There was a battle to fight, but it would not come until sunrise.
CHAPTER THIRTY-FOUR
September 10
It’s time,” a man’s deep voice called through Steve’s front door. Clare realized she’d been half-aware of knocking for some time.
When Steve opened the door in his sweat pants Clare recognized Moru Mzima. She thought he took in the situation, but he didn’t look at the rumpled couch or at her until she joined Steve at the door.
“They’ve called the evacuation,” Moru said. The clock on Steve’s bookcase read five-forty.
The wind that blew in the door was cooler than it had been earlier, but still lacked the slightest trace of humidity. Through the open weave of the porch lattice, Clare saw that the North Fork had burned down Bunsen Peak to Golden Gate pass. The only remaining natural break between the fire and the town was the jumbled blocks of rock called the Hoodoos, the remains of an old landslide.
Moru looked at her. “I’m sending Nyeri and the kids to Bozeman now. Do you and your daughter want to ride along?”
“You’d better go,” Steve told Clare.
There wasn’t any doubt that she had to take Devon to safety, but the sight of the crimson fire front had Clare spoiling for a fight. Garrett had convinced her . . . no, she had decided to keep working wildfire.
“I’ll go with them, Mom.” Devon spoke from the hallway. “You stay.”
She turned to find her daughter barefoot and wearing the oversized T-shirt Steve had given her to sleep in. Her hair was mussed, but her blue eyes were clear and steady. “Really, I’ll be okay.” Her certainty said she understood her mother wanted to fight the fire.
Clare looked at the latest advance of the North Fork with growing certainty. After nearly two months of watching the fires’ dark shapes envelop the strategic maps, she wanted to be on the battlefield when the sons-of-bitches were vanquished.
When she and Frank had charged up the apartment house stairs they’d tasted fear, a hot bright edge that could cripple . . . or be forged into a weapon. The challenge was not to live without fear, but to carry on in spite of it.
Fight and fall back!
Clare sweated and struggled as firefighters’ lines were leapt, their backfires swallowed on the long retreat into Mammoth Valley. Her hope that the Hoodoos’ bare rock would stop the North Fork proved vain, as the fire circumvented the slope on the downhill side. By afternoon, she and the others on the line had been pushed below the last highway curve above town. In the hellish half-light, Jupiter Terrace’s glistening surface had taken on the hue of fresh blood.

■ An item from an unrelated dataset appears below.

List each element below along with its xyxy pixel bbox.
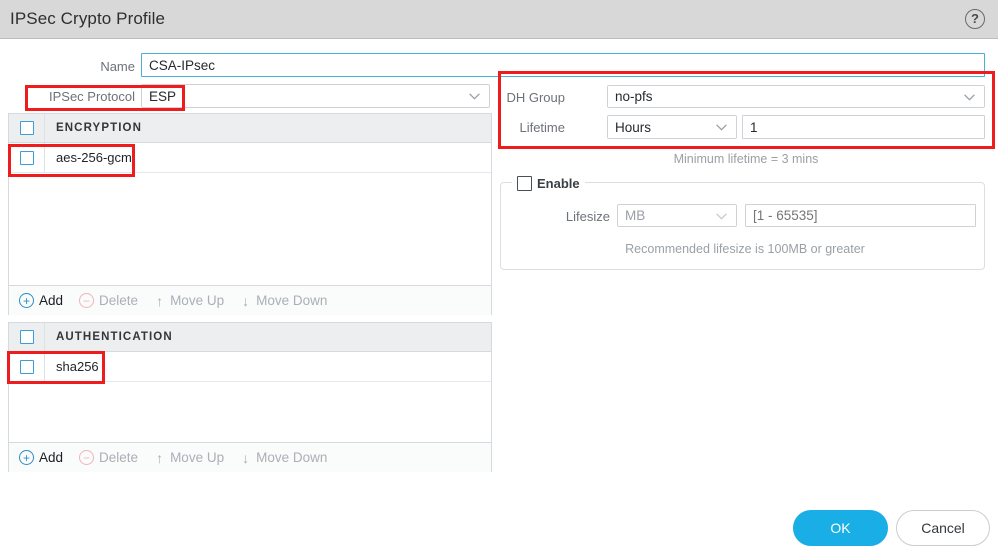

As the battle was joined, Clare manned a drip torch, side-hilling it below the upper terrace of the hot springs. “This one will do it,” she said grimly. She kept moving ahead of the brisk crackle and heat. Burning sage was supposed to be a sacred Native American purifying rite and she hoped Mammoth would emerge unscathed from this day.
When she reached the road, the entire hillside above her was ablaze with only a three hundred yard gap to the main body of the North Fork. “Burn, baby, burn,” she entreated the backfire. The more thoroughly it consumed the vegetation before the main fire arrived, the more effective the firebreak.
Clare turned away and trotted down the shoulder of the highway. A short way down the hill, she saw Steve in his Park Service truck. He waved and pulled into the parking lot above the stables.